My wife was previously taking driving lessons in UK on a provisional UK driving licence, but we moved to UAE before she was ready for her test.

Can someone recommend a reputable driving school in Dubai?

Thanks


----------



## rsinner (Feb 3, 2009)

Well, there aren't too many driving schools around - only 4-5 of them are allowed to operate in dubai (and charge a bomb)
if you HAVE to take classes here, there are emirates driving institute, Belhasa driving center, Dubai Driving Center, and Al Ahli and maybe more I don't know of. They have branches in a number of places, and you can get the contact details from their websites. Based from my experience and those of my colleagues, I would recommend Emirates over the others (just relatively speaking). Also, the experience has a lot to do with the individual instructor. Also, Emirates is a few hundred Dhs more expensive.


----------



## Lamplighter (Jul 20, 2010)

rsinner said:


> ... Based from my experience and those of my colleagues, I would recommend Emirates over the others (just relatively speaking). Also, the experience has a lot to do with the individual instructor. Also, Emirates is a few hundred Dhs more expensive.

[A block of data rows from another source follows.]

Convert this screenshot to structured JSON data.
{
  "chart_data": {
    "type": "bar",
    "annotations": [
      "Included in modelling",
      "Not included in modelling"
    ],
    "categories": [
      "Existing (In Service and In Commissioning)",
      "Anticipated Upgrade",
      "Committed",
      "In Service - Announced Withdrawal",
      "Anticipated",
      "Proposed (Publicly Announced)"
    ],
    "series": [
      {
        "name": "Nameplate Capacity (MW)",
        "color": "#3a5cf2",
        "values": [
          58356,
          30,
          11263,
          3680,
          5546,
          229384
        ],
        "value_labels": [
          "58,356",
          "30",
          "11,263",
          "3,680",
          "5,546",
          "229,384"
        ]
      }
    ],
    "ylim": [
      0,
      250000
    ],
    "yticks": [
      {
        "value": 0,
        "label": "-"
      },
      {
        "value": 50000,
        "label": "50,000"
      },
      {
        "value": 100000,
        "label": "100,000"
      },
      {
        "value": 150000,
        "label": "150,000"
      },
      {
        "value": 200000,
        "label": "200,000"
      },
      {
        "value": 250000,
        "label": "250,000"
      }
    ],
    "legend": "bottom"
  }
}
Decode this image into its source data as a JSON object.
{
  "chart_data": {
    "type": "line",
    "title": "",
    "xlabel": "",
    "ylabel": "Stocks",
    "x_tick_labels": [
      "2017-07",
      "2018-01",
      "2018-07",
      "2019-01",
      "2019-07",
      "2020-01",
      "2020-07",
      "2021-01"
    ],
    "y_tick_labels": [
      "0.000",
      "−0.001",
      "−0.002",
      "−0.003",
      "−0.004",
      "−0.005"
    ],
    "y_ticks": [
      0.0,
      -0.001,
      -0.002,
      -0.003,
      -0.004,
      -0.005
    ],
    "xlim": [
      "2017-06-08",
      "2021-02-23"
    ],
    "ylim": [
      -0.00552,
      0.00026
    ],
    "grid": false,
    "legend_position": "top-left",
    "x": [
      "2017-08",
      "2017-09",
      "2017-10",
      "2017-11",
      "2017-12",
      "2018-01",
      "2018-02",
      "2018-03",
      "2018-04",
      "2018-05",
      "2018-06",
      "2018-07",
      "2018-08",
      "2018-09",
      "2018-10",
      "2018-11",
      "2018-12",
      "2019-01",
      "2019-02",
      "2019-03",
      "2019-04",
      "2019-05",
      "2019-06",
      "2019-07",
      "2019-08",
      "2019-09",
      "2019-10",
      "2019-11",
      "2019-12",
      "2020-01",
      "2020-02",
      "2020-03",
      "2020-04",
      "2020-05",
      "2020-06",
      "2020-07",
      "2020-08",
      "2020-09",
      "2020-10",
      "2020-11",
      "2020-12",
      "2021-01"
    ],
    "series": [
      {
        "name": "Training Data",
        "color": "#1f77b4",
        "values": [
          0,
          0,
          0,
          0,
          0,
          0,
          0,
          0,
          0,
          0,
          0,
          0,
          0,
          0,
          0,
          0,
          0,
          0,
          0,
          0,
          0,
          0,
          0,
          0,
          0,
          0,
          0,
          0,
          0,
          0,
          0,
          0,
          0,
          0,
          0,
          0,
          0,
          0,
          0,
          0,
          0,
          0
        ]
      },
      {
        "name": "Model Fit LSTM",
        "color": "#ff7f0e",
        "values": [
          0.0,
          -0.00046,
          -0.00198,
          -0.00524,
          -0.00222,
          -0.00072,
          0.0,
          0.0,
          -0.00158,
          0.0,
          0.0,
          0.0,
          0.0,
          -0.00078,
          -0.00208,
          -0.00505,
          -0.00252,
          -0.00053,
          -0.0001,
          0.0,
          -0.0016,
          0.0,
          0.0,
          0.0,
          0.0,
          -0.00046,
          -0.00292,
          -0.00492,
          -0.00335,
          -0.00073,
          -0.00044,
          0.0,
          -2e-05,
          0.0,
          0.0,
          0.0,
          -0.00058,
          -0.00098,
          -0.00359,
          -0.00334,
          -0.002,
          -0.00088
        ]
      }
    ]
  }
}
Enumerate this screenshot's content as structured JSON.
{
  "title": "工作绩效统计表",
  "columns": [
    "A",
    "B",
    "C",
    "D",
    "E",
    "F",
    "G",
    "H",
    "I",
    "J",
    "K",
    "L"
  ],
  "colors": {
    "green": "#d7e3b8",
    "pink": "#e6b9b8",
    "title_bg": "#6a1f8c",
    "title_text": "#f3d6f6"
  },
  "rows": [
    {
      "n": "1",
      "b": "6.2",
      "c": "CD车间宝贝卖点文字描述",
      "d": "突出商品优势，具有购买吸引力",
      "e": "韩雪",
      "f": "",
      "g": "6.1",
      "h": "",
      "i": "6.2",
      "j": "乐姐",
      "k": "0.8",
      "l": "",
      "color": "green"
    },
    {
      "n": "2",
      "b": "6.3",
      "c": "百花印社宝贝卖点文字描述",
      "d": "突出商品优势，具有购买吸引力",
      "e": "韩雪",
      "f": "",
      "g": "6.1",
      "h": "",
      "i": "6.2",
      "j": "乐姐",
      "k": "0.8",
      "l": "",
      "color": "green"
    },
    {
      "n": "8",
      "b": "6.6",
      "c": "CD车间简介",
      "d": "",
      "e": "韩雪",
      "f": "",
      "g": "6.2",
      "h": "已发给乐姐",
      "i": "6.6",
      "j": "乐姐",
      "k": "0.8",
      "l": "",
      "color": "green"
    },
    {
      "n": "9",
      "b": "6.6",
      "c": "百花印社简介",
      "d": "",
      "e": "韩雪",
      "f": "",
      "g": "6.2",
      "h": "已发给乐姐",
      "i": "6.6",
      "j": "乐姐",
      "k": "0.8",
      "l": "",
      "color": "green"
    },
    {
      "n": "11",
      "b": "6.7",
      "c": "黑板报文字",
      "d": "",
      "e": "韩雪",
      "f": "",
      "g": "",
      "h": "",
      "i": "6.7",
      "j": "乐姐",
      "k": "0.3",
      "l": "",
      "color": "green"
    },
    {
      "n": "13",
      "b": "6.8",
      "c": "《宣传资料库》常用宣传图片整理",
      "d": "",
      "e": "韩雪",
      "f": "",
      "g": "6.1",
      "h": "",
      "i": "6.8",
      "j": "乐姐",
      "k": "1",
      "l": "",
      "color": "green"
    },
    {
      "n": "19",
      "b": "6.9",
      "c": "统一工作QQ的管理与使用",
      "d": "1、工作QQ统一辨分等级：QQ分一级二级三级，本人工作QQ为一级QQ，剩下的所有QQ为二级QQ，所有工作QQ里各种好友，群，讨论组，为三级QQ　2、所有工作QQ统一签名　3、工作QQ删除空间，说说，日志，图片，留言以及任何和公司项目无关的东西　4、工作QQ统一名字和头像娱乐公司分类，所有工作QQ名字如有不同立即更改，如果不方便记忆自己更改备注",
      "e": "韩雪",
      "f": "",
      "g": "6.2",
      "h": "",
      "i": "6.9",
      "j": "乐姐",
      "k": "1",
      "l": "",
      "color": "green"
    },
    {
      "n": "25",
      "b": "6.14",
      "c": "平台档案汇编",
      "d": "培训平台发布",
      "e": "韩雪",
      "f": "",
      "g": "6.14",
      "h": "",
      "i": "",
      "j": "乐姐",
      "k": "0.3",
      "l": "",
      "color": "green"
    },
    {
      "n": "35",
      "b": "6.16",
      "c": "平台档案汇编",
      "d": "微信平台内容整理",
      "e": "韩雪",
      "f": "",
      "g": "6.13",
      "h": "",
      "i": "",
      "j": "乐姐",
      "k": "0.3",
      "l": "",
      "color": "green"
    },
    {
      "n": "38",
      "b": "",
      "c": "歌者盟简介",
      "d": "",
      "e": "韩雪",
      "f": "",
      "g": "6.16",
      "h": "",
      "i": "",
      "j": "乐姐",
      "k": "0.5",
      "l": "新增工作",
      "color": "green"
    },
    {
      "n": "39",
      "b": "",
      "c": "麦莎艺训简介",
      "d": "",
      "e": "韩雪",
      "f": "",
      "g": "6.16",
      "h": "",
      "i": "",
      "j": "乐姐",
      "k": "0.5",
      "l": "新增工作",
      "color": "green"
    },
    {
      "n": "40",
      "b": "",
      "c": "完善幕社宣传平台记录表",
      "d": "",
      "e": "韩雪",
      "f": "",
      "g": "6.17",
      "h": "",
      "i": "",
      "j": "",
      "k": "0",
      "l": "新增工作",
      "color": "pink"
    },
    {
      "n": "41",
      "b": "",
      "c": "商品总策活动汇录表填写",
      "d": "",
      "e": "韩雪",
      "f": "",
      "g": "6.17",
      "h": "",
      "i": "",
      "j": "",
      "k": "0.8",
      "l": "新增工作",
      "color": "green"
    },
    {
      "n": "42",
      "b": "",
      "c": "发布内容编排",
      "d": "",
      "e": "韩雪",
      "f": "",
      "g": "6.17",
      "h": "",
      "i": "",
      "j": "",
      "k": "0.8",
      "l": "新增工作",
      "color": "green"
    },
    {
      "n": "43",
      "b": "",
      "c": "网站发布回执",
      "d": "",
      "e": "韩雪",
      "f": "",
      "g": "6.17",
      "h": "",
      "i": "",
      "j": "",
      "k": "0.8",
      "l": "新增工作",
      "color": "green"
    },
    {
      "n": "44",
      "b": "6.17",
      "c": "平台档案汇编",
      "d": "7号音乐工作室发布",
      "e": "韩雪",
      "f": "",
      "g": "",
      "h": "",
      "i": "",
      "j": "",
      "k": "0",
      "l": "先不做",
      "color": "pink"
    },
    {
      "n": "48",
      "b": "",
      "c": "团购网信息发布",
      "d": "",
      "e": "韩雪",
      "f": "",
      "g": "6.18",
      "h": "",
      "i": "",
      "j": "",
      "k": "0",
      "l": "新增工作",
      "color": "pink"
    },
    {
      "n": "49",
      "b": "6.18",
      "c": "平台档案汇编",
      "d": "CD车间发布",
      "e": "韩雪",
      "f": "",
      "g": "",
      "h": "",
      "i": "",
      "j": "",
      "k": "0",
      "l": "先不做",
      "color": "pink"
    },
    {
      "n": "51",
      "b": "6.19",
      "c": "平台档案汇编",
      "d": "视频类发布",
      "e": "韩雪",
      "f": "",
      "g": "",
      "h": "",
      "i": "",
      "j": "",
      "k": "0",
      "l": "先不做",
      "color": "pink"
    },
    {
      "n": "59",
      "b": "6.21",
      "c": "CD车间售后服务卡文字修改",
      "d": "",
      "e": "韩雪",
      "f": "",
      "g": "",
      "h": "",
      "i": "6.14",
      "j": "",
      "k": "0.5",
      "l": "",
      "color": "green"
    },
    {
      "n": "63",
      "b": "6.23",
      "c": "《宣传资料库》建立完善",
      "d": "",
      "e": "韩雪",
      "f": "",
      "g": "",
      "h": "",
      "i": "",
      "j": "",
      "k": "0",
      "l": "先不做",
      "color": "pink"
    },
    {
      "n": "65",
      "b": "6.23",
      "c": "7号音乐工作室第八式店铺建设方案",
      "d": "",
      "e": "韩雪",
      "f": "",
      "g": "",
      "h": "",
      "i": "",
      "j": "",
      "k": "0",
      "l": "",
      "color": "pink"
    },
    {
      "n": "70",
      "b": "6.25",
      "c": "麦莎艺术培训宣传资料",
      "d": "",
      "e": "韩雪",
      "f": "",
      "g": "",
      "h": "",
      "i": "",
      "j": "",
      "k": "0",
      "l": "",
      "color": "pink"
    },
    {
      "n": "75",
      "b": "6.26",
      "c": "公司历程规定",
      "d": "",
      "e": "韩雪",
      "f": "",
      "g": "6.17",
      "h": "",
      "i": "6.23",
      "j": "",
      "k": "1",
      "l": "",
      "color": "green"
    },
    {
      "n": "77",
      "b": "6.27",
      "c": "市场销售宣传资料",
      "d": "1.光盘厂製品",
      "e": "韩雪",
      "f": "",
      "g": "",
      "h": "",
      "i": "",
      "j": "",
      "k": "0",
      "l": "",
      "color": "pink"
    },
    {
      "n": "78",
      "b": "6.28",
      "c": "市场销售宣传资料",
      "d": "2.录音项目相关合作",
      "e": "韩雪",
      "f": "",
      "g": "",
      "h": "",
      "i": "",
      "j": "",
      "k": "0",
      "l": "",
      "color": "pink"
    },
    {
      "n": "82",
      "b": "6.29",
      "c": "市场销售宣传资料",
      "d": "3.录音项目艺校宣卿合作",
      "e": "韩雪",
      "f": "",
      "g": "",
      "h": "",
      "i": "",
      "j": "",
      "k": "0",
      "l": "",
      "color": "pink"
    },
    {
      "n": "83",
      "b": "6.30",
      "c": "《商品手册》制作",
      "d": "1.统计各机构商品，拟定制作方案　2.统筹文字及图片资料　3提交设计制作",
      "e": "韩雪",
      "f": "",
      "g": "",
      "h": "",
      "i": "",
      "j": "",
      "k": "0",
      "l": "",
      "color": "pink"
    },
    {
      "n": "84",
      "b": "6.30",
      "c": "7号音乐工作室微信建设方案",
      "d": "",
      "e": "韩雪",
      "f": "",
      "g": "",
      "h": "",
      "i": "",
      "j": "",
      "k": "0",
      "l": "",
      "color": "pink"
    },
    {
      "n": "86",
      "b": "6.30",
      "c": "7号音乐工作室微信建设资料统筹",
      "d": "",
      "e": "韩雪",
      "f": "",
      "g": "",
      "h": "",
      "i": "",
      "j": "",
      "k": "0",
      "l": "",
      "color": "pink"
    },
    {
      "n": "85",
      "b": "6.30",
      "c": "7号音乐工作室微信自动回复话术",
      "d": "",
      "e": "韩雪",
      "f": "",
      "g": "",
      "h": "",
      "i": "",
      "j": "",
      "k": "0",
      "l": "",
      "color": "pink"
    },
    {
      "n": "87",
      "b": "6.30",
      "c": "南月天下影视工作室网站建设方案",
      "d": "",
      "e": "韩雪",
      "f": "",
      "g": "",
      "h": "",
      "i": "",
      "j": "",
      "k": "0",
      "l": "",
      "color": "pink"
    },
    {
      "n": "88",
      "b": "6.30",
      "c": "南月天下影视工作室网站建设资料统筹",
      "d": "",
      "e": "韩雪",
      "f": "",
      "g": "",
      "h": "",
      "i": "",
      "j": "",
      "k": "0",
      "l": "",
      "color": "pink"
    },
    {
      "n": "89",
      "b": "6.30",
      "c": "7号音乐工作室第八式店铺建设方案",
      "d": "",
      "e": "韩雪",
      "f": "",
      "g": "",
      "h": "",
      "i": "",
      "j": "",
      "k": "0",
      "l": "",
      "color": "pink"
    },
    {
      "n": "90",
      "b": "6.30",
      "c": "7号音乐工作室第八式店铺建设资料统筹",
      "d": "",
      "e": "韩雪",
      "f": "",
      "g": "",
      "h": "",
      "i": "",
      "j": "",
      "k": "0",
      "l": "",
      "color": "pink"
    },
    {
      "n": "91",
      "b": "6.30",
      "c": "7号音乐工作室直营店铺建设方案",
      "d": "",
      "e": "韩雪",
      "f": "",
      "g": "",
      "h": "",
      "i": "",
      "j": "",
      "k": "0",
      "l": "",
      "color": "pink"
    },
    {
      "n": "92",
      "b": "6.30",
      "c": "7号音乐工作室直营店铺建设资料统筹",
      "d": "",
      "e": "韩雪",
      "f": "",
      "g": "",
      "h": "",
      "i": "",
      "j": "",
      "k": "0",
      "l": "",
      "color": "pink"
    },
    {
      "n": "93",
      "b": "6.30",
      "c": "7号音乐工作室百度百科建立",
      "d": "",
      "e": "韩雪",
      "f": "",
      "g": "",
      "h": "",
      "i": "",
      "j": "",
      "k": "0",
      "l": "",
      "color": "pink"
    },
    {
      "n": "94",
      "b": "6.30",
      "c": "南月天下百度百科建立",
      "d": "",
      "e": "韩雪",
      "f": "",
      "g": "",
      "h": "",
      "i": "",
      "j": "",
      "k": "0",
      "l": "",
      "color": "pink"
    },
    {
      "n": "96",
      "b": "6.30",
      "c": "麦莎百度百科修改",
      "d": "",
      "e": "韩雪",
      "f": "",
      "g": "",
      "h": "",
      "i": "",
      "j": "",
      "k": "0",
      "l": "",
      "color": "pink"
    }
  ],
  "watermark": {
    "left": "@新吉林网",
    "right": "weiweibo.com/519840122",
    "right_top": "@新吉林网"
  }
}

Thanks rsinner - I'll contact Emirates for a quote (_and then pick myself off the floor_)!


----------



## Maz25 (Jul 6, 2008)

If you are planning to go home for a few weeks, it may be better for your wife to do an intensive driving course and take her test back home. Whilst it is more practical to learn to drive here, it is also more expensive, there is a low pass rate and they effectively teach you nothing. Additionally, when you go back home, you wife will have to take another driving test as the UAE license is not recognised by the UK. It would be a lot more difficult to pass a test then as some of things they teach you are not exactly legal in the UK (or anywhere else for that matter!) and there is also the issue that our driving skills are practically non-existent after we've been here a while.


----------



## dizzyizzy (Mar 30, 2008)

I agree with Maz. Driving lessons in Dubai = NIGHTMARE. Avoid them at all costs.


----------



## Mattuk (Jan 17, 2010)

Hi Lamplighter, 

If you do decide to do your lessons here in Dubai I would advise you not to go with Al Ahli I have had an absolute nightmare trying to book lessons with them and even when I did arrange to book a lesson half the time the driver didn't turn up.

Matt


----------



## Nafi (Sep 26, 2011)

Emirate driving school is a pretty decent one. Even though the rates are a little higher than some others, the quality is very god.


----------